Durante el primer día de asedio, Rolery estuvo ocupada con otras mujeres en mantener aprovisionados a los hombres que había en murallas y tejados, con lanzas —inacabadas fibras de hierbaholn—, grandes y toscas con un extremo acabado en una larga punta, que pesaban unos ochocientos gramos. Apuntando bien, con ellas se podía matar, e incluso en manos inexpertas una lluvia de ellas eran un buen disuasivo contra un grupo de gaales que tratara de colocar una escalera sobre la curva muralla de la parte de tierra. Ella había llevado manojos de esas lanzas subiendo escaleras interminables, y las fue pasando como una más de la cadena de personas que se las pasaban a otras en otras escaleras, corrió con ellas por las calles azotadas por el viento, y aún tenía clavadas en la mano astillas pegajosas tan finas como un cabello. Pero ahora, desde que amaneció, había estado subiendo piedras para las catapultas, aquellas cosas que arrojaban piedras como si fueran hondas enormes, que habían sido colocadas en la Puerta de Tierra. Cuando numerosos gaales acudieron a la puerta para emplear sus arietes, aquellas enormes piedras que caían zumbando y golpeando entre ellos, los dispersaban y los volvían a dispersar. Sin embargo, para mantener en marcha las catapultas hacían falta enormes montones de piedras. Los muchachos no paraban de arrancar adoquines de las calles cercanas, y su equipo le mujeres llevaban corriendo ocho o diez a la vez en una especie de caja de patas redondas hasta los hombres que manejaban las catapultas. Ocho mujeres tiraban a mismo tiempo, con su arreo de cuerdas. La pesada caja cargada con tanta piedra parecía inamovible, hasta que al final, conforme ellas tiraban, las patas redondas giraban repentinamente, y con ella traqueteando y dando tumbos detrás, la subían colina arriba hasta la puerta de la muralla en una carrera agotadora, la descargaban, se detenían jadeantes un minuto y se apartaban los cabellos de sus ojos, y luego arrastraban la ahuecada y vacía carretilla en busca de más. Habían estado haciendo esto toda la mañana. Las piedras y cuerdas habían levantado ampollas en las duras manos de Rolery.

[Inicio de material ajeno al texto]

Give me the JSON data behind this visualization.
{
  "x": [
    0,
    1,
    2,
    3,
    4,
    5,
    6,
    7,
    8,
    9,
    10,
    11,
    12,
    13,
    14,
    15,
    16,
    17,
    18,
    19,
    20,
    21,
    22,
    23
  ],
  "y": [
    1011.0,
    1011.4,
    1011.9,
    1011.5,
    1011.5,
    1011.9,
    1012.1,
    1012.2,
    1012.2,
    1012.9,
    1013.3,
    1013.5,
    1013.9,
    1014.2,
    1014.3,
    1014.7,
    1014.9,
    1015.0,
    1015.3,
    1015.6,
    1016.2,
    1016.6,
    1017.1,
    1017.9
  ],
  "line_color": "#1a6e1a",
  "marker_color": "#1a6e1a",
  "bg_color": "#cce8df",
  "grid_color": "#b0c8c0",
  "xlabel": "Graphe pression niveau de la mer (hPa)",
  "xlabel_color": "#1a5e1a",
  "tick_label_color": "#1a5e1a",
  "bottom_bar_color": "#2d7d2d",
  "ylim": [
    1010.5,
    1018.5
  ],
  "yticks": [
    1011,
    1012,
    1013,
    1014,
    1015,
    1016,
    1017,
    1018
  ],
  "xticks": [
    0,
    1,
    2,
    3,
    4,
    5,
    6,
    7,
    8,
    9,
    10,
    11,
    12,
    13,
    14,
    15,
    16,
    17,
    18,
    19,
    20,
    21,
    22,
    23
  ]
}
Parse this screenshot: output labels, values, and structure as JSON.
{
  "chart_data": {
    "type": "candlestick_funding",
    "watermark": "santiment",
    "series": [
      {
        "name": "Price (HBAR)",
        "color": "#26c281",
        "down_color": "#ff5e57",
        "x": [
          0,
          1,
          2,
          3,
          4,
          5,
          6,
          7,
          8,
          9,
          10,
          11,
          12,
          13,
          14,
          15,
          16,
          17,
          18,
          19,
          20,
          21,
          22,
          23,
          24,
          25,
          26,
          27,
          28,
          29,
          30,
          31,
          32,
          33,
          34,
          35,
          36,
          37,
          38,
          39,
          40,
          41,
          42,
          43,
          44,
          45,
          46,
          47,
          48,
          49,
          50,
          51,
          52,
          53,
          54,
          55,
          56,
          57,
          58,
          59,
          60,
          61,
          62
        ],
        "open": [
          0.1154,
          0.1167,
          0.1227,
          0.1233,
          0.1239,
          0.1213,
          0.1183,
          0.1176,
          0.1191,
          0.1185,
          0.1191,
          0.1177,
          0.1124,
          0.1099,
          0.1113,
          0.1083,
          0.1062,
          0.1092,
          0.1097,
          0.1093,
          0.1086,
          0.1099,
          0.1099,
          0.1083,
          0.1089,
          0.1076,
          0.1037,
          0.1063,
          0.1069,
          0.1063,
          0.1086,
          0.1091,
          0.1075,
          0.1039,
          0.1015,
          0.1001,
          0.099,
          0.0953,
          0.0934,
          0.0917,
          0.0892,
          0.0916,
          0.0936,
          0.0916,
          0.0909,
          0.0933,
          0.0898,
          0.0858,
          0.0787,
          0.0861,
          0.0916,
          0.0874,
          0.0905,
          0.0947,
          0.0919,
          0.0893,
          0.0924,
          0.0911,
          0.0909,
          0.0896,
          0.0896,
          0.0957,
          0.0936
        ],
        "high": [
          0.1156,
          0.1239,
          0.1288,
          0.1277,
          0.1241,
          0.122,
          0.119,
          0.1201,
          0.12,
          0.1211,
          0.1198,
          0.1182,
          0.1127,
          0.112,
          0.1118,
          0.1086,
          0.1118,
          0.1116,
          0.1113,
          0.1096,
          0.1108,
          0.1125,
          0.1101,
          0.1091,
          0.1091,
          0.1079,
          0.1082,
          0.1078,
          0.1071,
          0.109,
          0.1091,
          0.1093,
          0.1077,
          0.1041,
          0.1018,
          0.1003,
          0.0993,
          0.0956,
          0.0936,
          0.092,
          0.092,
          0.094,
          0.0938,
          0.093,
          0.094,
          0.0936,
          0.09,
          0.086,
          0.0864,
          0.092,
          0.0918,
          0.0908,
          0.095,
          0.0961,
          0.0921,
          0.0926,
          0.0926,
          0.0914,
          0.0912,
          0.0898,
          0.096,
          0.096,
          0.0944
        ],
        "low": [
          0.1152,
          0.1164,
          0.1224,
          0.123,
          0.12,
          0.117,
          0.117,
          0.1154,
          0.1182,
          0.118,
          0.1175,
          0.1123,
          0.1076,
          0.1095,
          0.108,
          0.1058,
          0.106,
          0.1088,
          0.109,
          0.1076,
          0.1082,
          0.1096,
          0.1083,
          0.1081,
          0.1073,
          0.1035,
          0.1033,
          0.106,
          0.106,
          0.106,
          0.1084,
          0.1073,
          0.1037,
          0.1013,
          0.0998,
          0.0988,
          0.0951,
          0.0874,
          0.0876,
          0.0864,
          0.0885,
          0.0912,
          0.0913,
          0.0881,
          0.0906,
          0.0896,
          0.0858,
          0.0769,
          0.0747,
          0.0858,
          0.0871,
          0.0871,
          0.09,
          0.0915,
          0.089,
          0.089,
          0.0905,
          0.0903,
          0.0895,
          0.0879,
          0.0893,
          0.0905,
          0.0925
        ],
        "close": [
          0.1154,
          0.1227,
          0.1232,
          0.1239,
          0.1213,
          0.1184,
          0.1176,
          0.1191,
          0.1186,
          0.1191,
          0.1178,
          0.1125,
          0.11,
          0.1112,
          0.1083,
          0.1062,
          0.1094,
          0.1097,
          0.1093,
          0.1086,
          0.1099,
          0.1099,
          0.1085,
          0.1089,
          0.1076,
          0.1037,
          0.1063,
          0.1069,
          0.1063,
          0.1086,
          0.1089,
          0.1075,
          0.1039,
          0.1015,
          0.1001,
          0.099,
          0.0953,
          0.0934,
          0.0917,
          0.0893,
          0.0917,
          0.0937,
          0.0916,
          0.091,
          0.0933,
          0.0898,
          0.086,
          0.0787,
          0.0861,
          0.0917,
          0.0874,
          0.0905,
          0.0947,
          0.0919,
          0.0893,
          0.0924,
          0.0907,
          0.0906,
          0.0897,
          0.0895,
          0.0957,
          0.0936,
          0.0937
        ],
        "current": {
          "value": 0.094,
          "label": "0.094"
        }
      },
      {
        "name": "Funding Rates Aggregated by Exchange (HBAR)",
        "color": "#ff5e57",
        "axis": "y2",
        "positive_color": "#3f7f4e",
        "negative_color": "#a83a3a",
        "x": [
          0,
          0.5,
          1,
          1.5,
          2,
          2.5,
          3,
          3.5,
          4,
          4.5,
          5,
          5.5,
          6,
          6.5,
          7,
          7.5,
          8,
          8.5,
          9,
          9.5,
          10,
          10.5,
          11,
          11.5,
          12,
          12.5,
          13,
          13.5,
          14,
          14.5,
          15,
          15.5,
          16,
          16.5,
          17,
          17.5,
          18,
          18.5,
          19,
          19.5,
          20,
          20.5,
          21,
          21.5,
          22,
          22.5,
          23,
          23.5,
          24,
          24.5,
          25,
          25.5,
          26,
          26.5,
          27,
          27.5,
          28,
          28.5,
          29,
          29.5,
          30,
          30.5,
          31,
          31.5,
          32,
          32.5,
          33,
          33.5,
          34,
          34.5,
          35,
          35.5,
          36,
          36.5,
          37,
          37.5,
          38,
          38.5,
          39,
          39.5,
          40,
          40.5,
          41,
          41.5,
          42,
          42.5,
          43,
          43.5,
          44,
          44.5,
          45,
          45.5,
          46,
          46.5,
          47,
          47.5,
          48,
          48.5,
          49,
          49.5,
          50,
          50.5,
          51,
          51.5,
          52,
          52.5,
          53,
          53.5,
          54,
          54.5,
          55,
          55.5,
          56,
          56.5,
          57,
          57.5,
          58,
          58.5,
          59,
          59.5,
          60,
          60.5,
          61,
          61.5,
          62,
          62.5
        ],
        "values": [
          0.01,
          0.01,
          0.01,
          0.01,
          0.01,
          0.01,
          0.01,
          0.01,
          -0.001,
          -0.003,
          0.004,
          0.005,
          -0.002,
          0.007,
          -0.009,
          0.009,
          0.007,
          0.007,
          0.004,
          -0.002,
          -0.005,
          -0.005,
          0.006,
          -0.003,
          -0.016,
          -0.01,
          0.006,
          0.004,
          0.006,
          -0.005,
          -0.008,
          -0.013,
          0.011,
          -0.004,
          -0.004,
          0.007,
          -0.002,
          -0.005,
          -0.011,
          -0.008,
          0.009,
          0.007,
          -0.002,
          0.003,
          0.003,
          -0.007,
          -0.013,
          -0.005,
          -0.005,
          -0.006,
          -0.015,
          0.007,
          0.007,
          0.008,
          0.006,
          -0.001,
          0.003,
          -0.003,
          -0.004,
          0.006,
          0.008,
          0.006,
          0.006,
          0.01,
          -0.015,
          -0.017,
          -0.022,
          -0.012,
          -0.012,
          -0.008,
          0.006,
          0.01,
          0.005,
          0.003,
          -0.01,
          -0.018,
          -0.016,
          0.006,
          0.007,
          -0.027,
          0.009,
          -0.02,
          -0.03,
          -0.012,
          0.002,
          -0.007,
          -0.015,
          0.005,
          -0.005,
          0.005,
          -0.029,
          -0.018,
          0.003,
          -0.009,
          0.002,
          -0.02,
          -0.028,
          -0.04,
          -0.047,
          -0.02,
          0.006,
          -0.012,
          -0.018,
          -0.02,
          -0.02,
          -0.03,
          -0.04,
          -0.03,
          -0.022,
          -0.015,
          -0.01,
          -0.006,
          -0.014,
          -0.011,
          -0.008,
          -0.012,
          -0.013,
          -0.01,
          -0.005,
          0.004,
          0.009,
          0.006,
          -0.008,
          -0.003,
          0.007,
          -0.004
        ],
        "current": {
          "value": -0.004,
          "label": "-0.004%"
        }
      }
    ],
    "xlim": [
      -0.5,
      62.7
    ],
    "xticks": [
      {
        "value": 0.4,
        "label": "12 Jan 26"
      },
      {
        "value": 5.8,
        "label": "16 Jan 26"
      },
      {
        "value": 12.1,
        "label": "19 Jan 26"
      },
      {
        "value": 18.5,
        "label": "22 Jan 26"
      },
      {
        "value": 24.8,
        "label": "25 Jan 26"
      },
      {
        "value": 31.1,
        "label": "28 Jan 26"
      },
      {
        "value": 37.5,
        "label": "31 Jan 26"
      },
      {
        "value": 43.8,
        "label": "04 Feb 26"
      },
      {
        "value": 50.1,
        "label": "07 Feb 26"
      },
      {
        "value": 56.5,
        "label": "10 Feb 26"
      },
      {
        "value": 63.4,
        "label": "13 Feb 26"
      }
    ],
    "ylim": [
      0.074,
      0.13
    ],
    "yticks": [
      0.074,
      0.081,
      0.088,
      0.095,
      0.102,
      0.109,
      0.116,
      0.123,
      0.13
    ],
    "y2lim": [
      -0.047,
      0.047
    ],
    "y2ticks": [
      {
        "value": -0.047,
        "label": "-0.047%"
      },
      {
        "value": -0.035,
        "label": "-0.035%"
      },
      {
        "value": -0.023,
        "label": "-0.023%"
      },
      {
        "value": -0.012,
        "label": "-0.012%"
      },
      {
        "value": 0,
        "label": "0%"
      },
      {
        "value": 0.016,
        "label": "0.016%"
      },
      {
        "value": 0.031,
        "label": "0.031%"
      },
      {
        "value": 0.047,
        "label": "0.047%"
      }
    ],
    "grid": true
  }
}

Ella arrancó cuadriles de su fina falda de cuero y se los ató en las palmas de sus manos con correas de sandalia; ello le fue muy bien y las otras la imitaron.

—Ojalá no hubieran olvidado ustedes como hacer erkars —gritó ella a Seiko Esmit en una ocasión en que avanzaban traqueteando calle abajo con aquella carretilla difícil de manejar tras ellas.

Seiko no le contestó, quizá no la había oído. Ella continuaba con este trabajo agotador (parecía no haber personas débiles entre los lejosnatos); pero el esfuerzo al que estaban sometidas pudo con Seiko; ésta trabajaba como si estuviera en trance.

En una ocasión, a medida que ellas se acercaban a la puerta, los gaales empezaron a arrojar tizones que caían humeantes sobre las piedras y los tejados. Seiko se había esforzado tirando de las cuerdas como una bestia en una trampa, acobardándose conforme caían aquellos objetos humeantes.

—Ya se van, esta ciudad no puede arder —le dijo Rolery en voz baja.

Pero Seiko, volviendo la cara, contestó:

—Tengo miedo del fuego, tengo miedo del fuego.

Pese a ello, cuando un joven ballestero que estaba allá arriba en la muralla, golpeado en la cara por una honda gaal, cayó de espaldas desde la repisa del paramento, se estrello con brazos y piernas abiertos al lado de ellas, derribó a dos de las mujeres enganchadas a la carretilla, y salpicando sus faldas con su sangre y cerebro, fue Seiko la que se acercó a él, y colocó aquella destrozada cabeza sobre sus rodillas, susurrando unas palabras de adiós al muerto.